Johnson proceeded despite warnings from scientists that the full reopening of the economy risks a “second wave” of the pandemic. Moreover, the entire world, the UK included, is still being menaced by the first coronavirus wave, with fresh outbreaks everywhere and record daily increases worldwide. On Tuesday, more than 36,000 new cases were recorded in the US, the third highest number since May 1. In Brazil, there were nearly 30,000 new cases reported June 21, up 30 percent from two weeks ago.

Speaking to Sky News Wednesday, Professor David King, who leads Independent Sage—made up of scientists concerned at the government’s political misuse of scientific research—said, “If we move too quickly, which is what I think is being proposed here, the risk of running into a second wave becomes very significant. … I don’t think there’s anyone who can believe from the scientific point of view that this a wise move.”

On Wednesday, the presidents of the Royal Colleges of Surgeons, Nursing, Physicians and GPs signed an open letter in the British Medical Journal stating that “the available evidence indicates that local flare-ups are increasingly likely and a second wave a real risk.”

The ruling elite across the UK’s constituent nations are united in their determination to end the lockdown. Johnson’s statement was followed Wednesday by Scottish National Party First Minister Nicola Sturgeon who said Scotland’s lockdown will end with moves to reopen the rest of the economy between July 3 and July 15. From July 15, all holiday accommodation will open, along with indoor areas of pubs and restaurants and hairdressers and barbers. All museums, galleries, cinemas and libraries can open.
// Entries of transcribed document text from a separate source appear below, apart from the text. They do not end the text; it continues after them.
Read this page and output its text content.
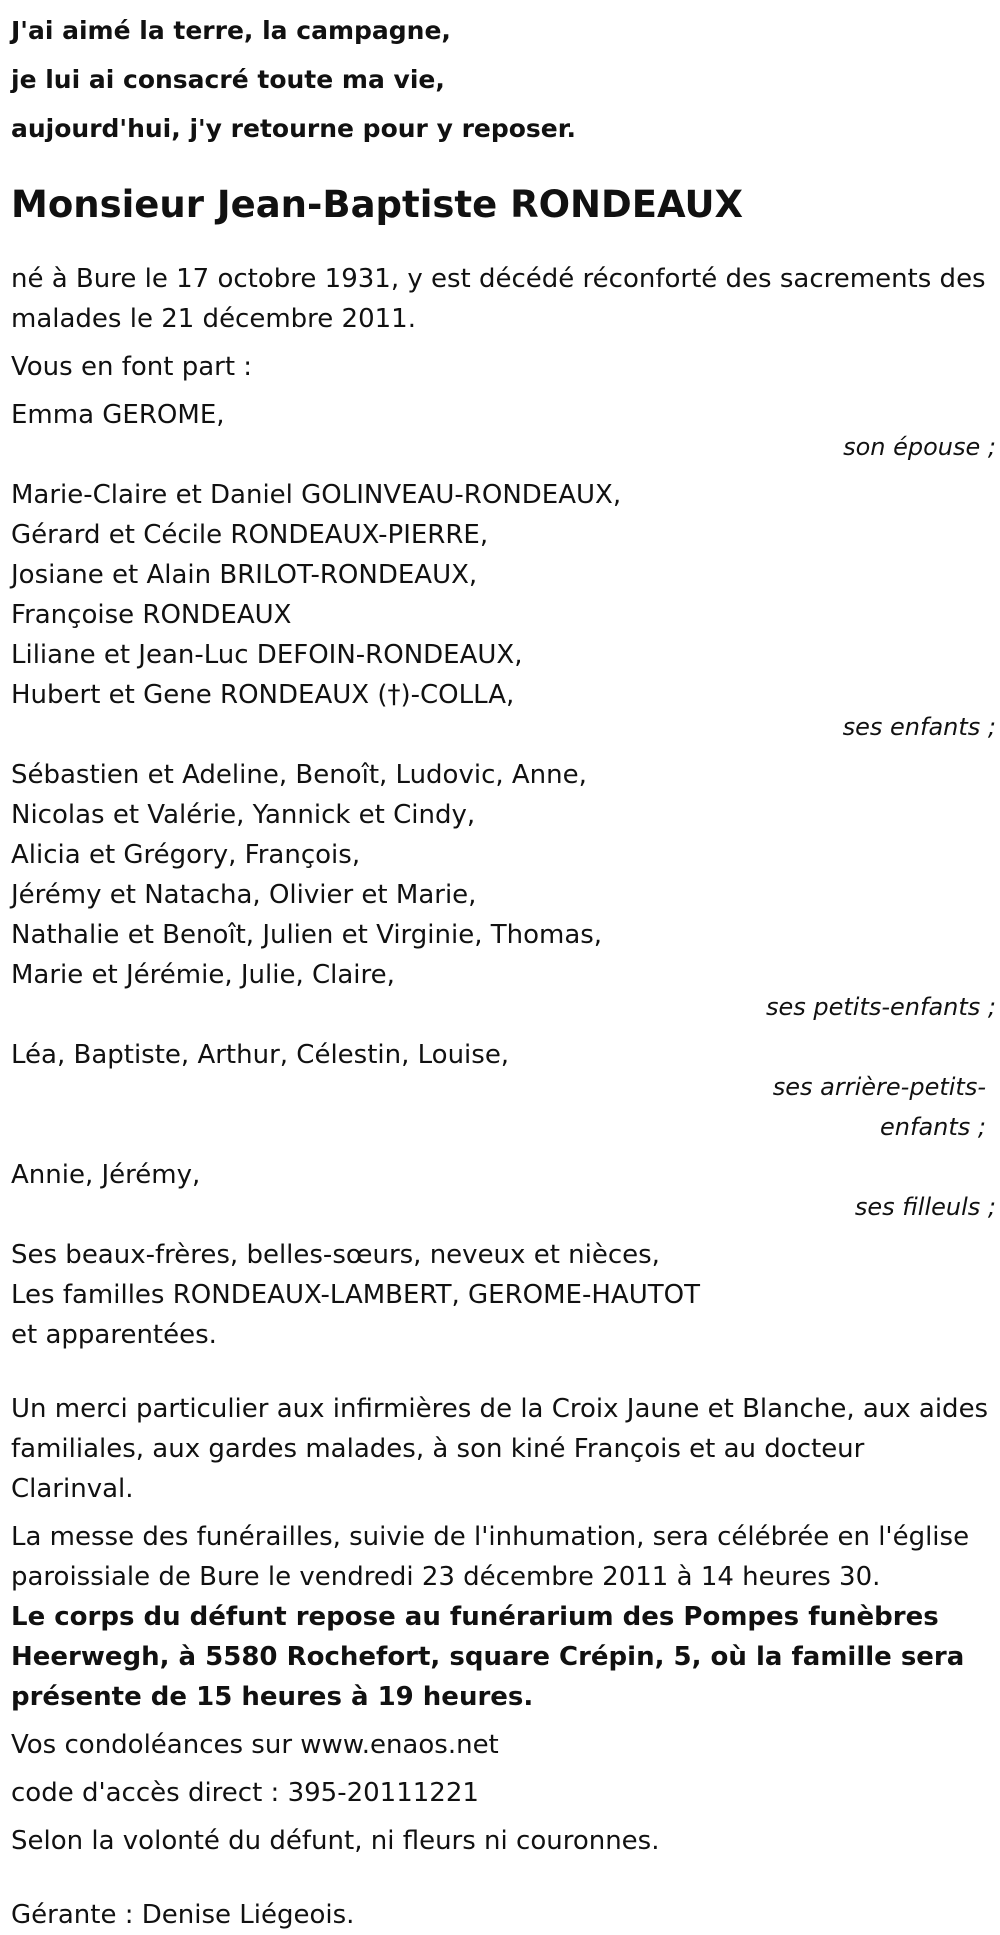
J'ai aimé la terre, la campagne,
je lui ai consacré toute ma vie,
aujourd'hui, j'y retourne pour y reposer.
Monsieur Jean-Baptiste RONDEAUX

né à Bure le 17 octobre 1931, y est décédé réconforté des sacrements des malades le 21 décembre 2011.

Vous en font part :

Emma GEROME,
son épouse ;
Marie-Claire et Daniel GOLINVEAU-RONDEAUX,
Gérard et Cécile RONDEAUX-PIERRE,
Josiane et Alain BRILOT-RONDEAUX,
Françoise RONDEAUX
Liliane et Jean-Luc DEFOIN-RONDEAUX,
Hubert et Gene RONDEAUX (†)-COLLA,
ses enfants ;
Sébastien et Adeline, Benoît, Ludovic, Anne,
Nicolas et Valérie, Yannick et Cindy,
Alicia et Grégory, François,
Jérémy et Natacha, Olivier et Marie,
Nathalie et Benoît, Julien et Virginie, Thomas,
Marie et Jérémie, Julie, Claire,
ses petits-enfants ;
Léa, Baptiste, Arthur, Célestin, Louise,
ses arrière-petits-
enfants ;
Annie, Jérémy,
ses filleuls ;
Ses beaux-frères, belles-sœurs, neveux et nièces,
Les familles RONDEAUX-LAMBERT, GEROME-HAUTOT
et apparentées.

Un merci particulier aux infirmières de la Croix Jaune et Blanche, aux aides familiales, aux gardes malades, à son kiné François et au docteur Clarinval.

La messe des funérailles, suivie de l'inhumation, sera célébrée en l'église paroissiale de Bure le vendredi 23 décembre 2011 à 14 heures 30.

Le corps du défunt repose au funérarium des Pompes funèbres Heerwegh, à 5580 Rochefort, square Crépin, 5, où la famille sera présente de 15 heures à 19 heures.

Vos condoléances sur www.enaos.net

code d'accès direct : 395-20111221

Selon la volonté du défunt, ni fleurs ni couronnes.

Gérante : Denise Liégeois.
Johnson’s move was hailed in the media, with the Mail headlining, “July 4 will be OUR Independence Day.” The Daily Telegraph noted that some MPs had already dubbed the date “Super Saturday,” as “restaurants, hotels, pubs and hairdressers will also be allowed to reopen, and ‘air bridges’ established to save the summer holidays.” The Sun, Daily Express and Metro all had front pages hailing the opening of pubs and photos of people carrying heavy trays of drinks. The ostensibly liberal Guardian editorialised that “the direction of travel is welcome…” and “Mr Johnson is justified in saying that the pandemic now appears to be under control.”

The Johnson government declared at the outset of the pandemic it was in favour of the infection of tens of millions of people to reach “herd immunity.” It was only prevented from carrying this out to due to public revulsion, with scientists insisting that it would lead to hundreds of thousands of deaths.

The government imposed a lockdown, but this was months too late. As a result, this week the Financial Times gave a "cautious estimate" of 65,700 "excess UK deaths" due to COVID-19 up to June 22. This almost matches the 67,100 UK civilian deaths in World War II. Even the government’s own highly manipulated figures record over 43,000 dead—the third highest death rate in the world behind the United States and Brazil.

Johnson has only been able to survive in power and continue to recklessly endanger lives due to the unqualified support he receives from the Labour Party, which operates as a de facto national coalition.

Responding to Johnson in parliament, Labour leader Sir Keir Starmer did not even mention the horrific death toll and herd immunity policy, while reassuring Johnson, “When I was elected leader of the Labour Party, I said that I would offer ‘constructive opposition, with the courage to support the Government’ where they are doing the right thing.” Therefore, “overall I welcome the Prime Minister’s statement. I believe that the Government are trying to do the right thing, and in that we will support them.”

Johnson could do nothing but reply that he was “grateful” for the “spirit, the manner and the constructive way in which he [Starmer] has responded.”